待望の先制点はやはり強力な左サイドのコンビネーションから。小林成豪選手の非常に速い突破に対してレノファの選手は全部で5人がバイタルになだれ込むことで大宮守備陣としてはとにかく速くクリアするのが精一杯という状況を作り、そしてこぼれ球を拾える状況をしっかり作ったシーンでした。突破した小林成豪選手・決めた矢島慎也選手の個人のスキルもさることながら、チームとしてあの状況を作ったことが今季の形の一つとして持っていそうだなと感じました。

 

五十嵐太陽選手に続いてJリーグデビューを果たした大卒新人の野寄和哉選手。彼も特に変に気負ったような様子は見せず、自分が投入された時間帯と状況を理解したプレーをしているように見えました。守備では強度をもって寄せることを続け、オンザボールではスピードと突破力を見せるもあまり無理はせず周りに人がいるときには少しチャレンジしたりコンビネーションに加わったり。

 

今季からJ3に降格してしまった琉球を契約満了で去りレノファにやってきた沼田圭悟選手は、開幕スタメンフル出場で先制点にも絡んで無失点勝利に大きく貢献。試合後に見せた大きなガッツポーズには、そんないろいろのハイライトが詰まっているように見えてしまい、グッと来るものがありました。これからも大活躍して、自分の価値を取り戻し、証明し、30過ぎてからでもまだまだ飛躍できるところを見せてほしい。

 

今季初のヤマグチ一番!

 

また、交代でピッチを後にする吉岡雅和選手に対する名塚善寛監督のこの評定と握手の固さは、いまチームにある信頼感を物語っているような気がしました。
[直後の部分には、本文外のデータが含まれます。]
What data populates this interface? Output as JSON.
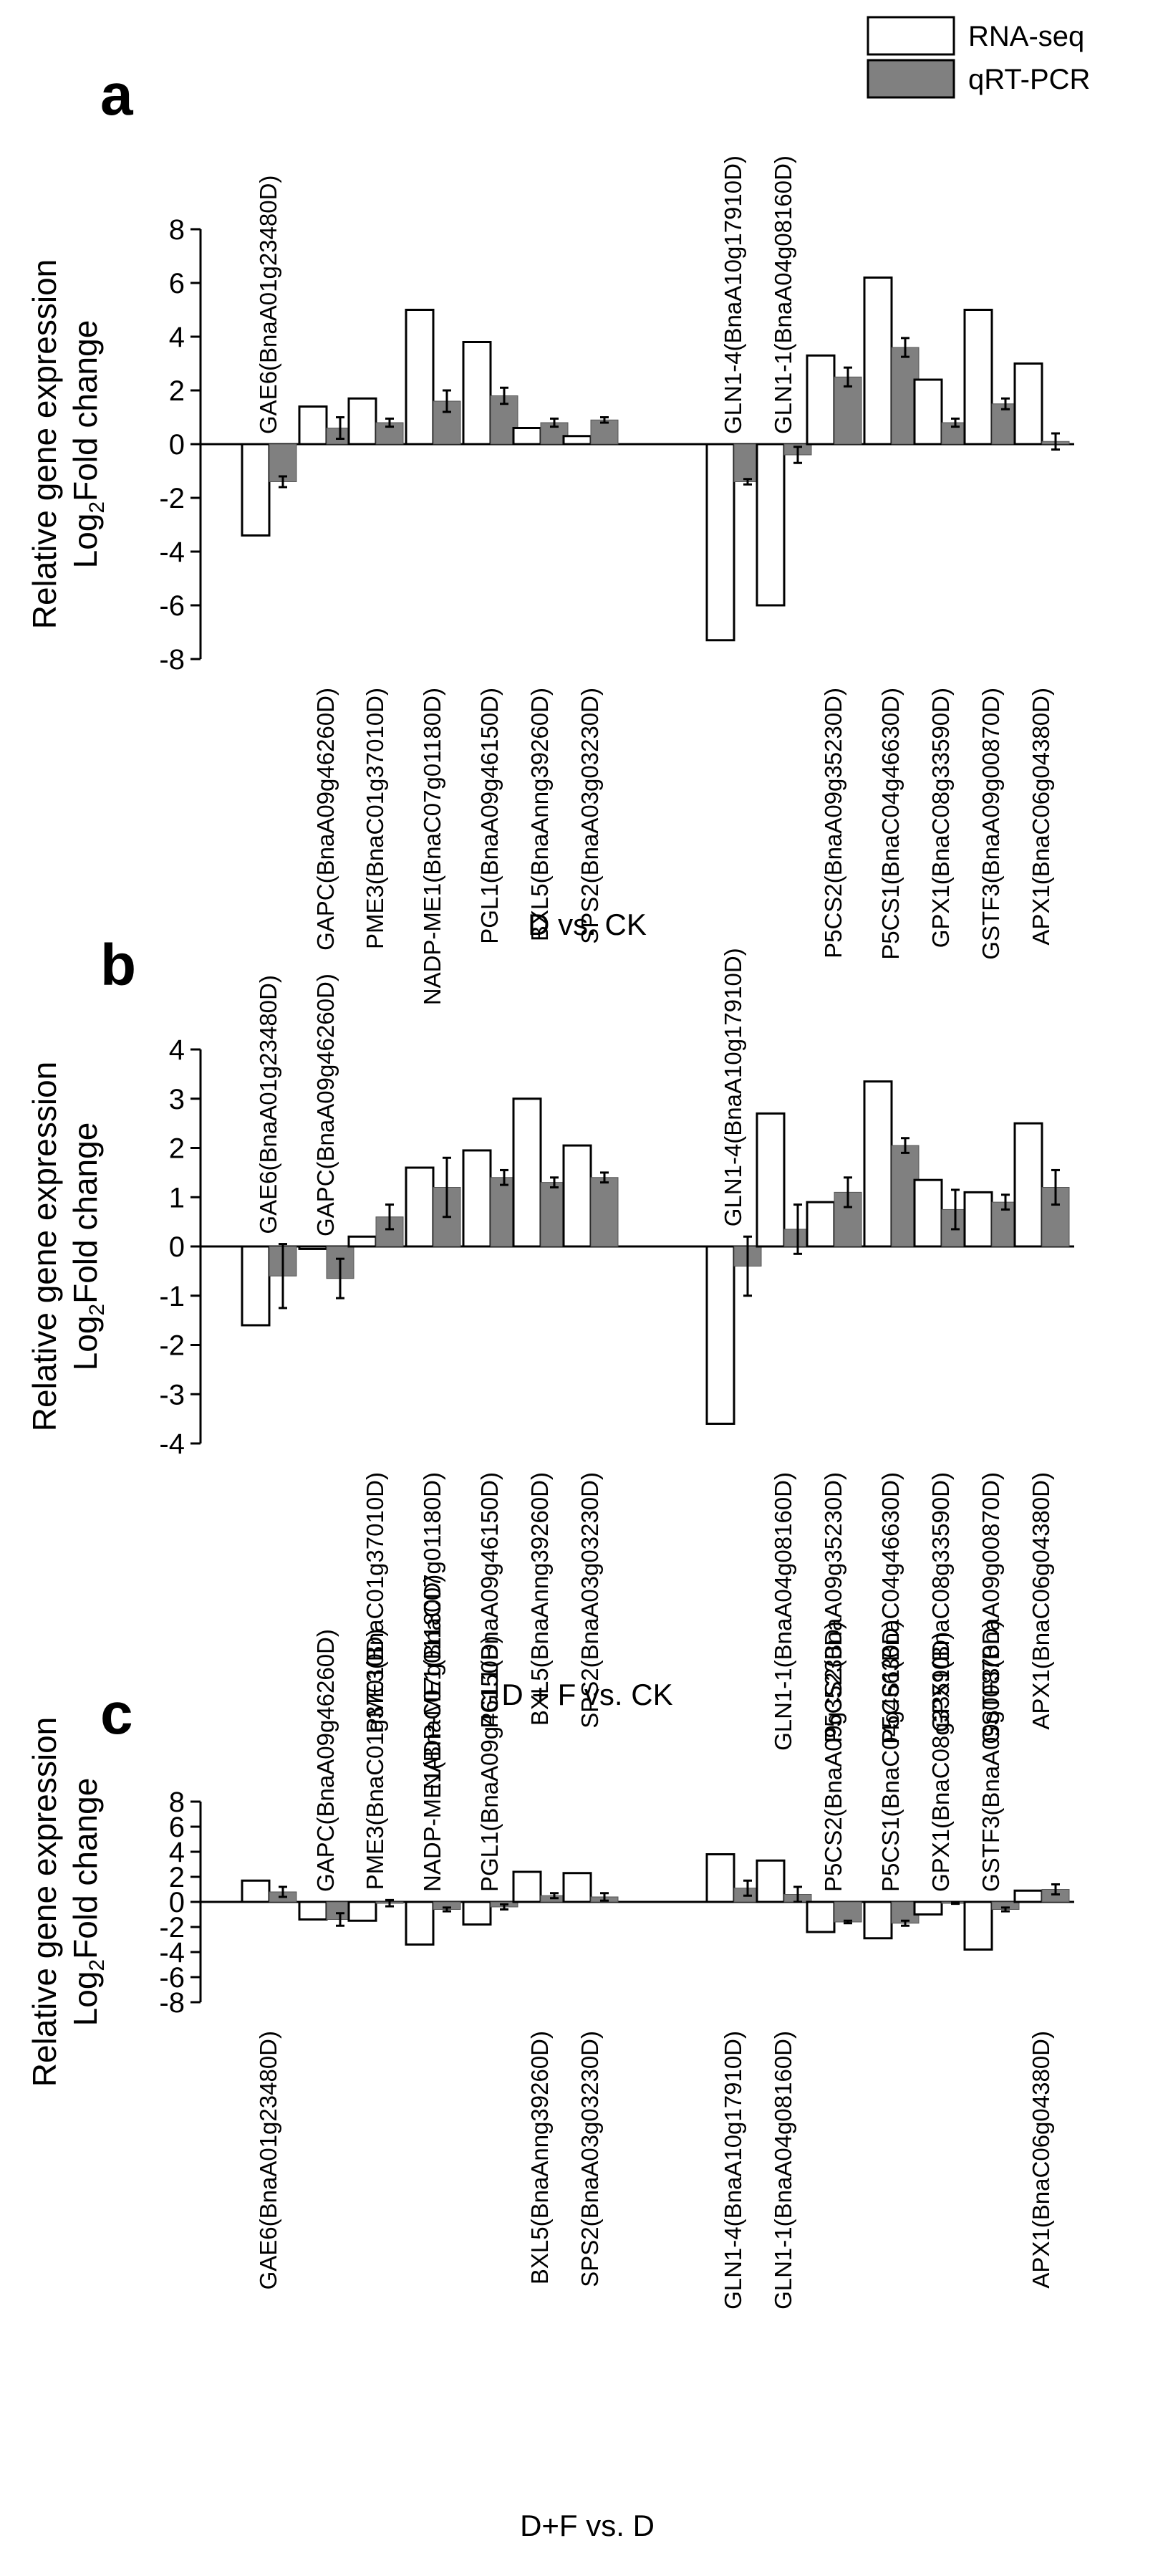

順位のわりに雰囲気がぜんぜん悪くならなかったという昨シーズンの流れを引き継いでいるのか、今年もこのチームが少なくとも「崩れる」「壊れる」といったような心配はしなくてよさそうだなと感じる、そんな瞬間でした。

 

第2節はJ1から降格してきたジュビロ磐田。
開幕連敗は許されないジュビロにとって、今季のレノファがどこまでやれるか、いい時期にいい相手とやれるとてもいい試金石です。晴れ予報のホームで気持ちいい勝利を掴んでくれることを期待しましょう。